Shirley Lee was an excellent pathologist. She seemed, to John Winters, to have no other personality. She always dressed in an expensive gray or navy blue suit with stern lines and a skirt cut sharply at midknee. The high heels she favored seemed more like weapons as they clattered down the industrial hallway warning everyone to be on their guard, rather than an attempt to appear attractive and feminine. She wore her long black hair in a tight bun scraped back off her face. She didn’t crack jokes or engage in friendly small talk. Winters got the feeling that the morgue assistant, Russ, lived in terror of the diminutive doctor with the penetrating black eyes and thin-lipped mouth.
It was unusual, in fact unprecedented, for her to walk with Winters after she’d torn off her surgical gloves and said she’d have her report ready shortly.
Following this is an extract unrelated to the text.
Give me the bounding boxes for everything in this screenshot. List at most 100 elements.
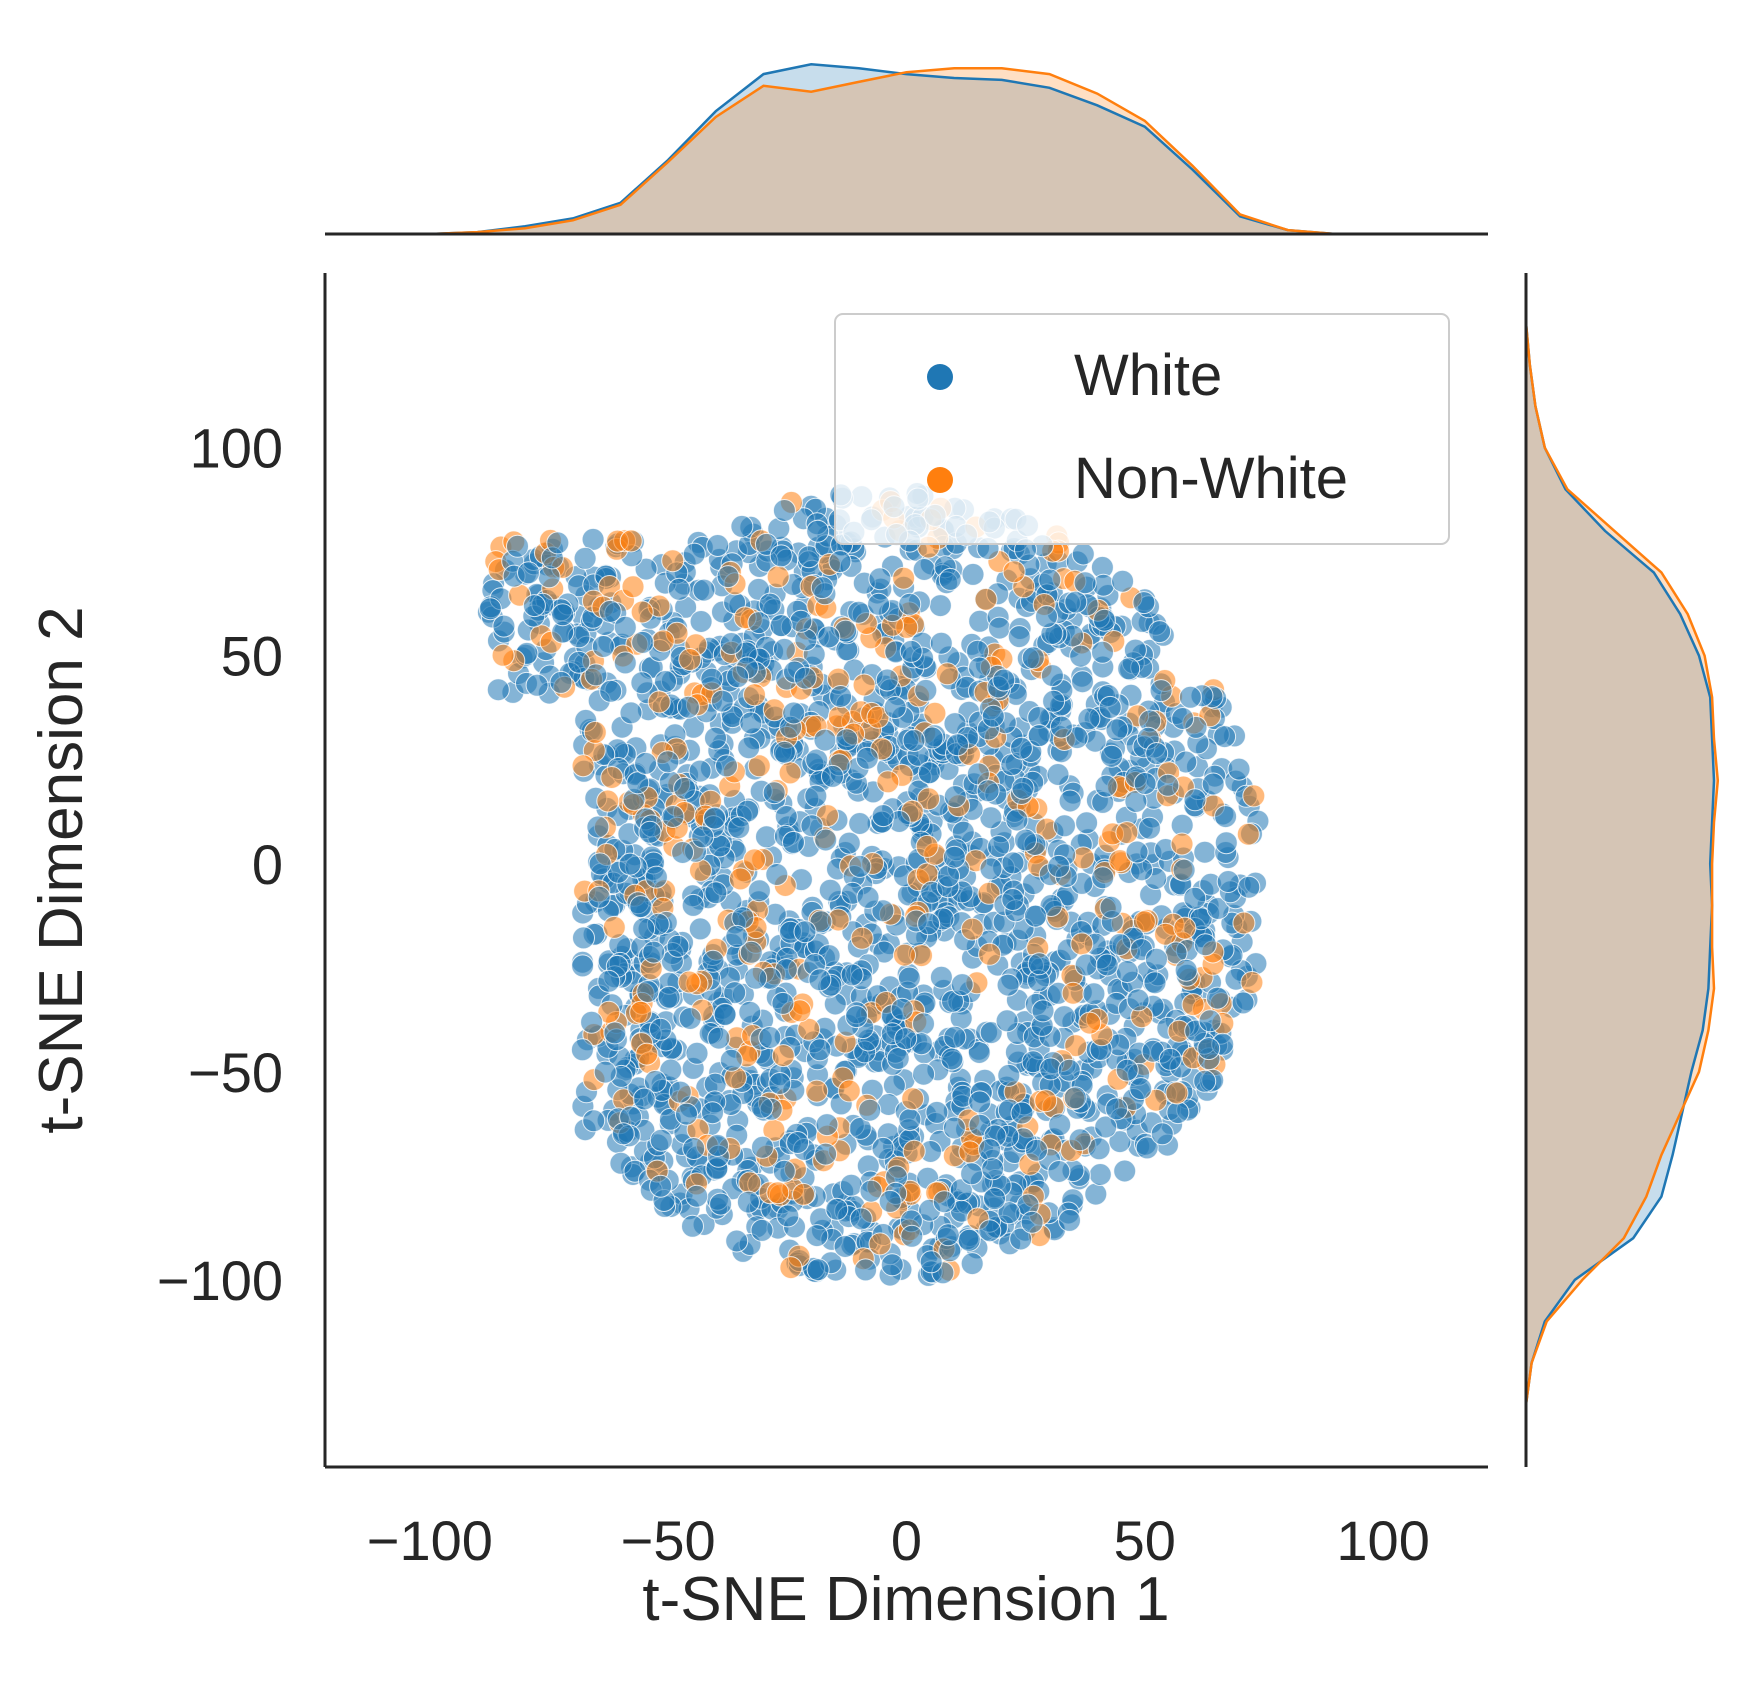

“They say,” she said, drawing the words out, “she was walking her dog.”
“Yup. On the old railroad track above town.”
They passed a janitor rubbing her mop across dirty boot prints and snowmelt.
“Someone shot her.”
“So it would seem.”
“Why?”
They reached the doors to the parking lot. Outside, sun shone on mounds of freshly plowed snow.
“If I knew why, I’d be a lot closer to finding the one who did it.” Winters studied Shirley Lee. She never asked
why.
The why of violent death wasn’t her job. He’d seen her carve up bodies of small children while showing as much emotion as if she were repairing a toaster. Today, something moved behind her eyes. She swallowed.
“Has it come to that? Here?”
“To what? It’s an isolated incident, Doc. We’ll get to the bottom of it. I’m guessing mistaken identity until I know more. Doctor Lee? Shirley?”
She shook her head, like a dog coming out of the water. She blinked several times, rapidly. When she looked at him again her eyes were their normal black chips.
“An isolated incident. Quite right. I’ll send you my report as soon as it’s ready, Sergeant Winters.” She half turned, her white lab coat swirling around her legs. “Oh, have a nice day.” She walked away, head up, heels tapping a furious rhythm. The janitor almost fell over her cleaning bucket in her haste to get out of the pathologist’s way.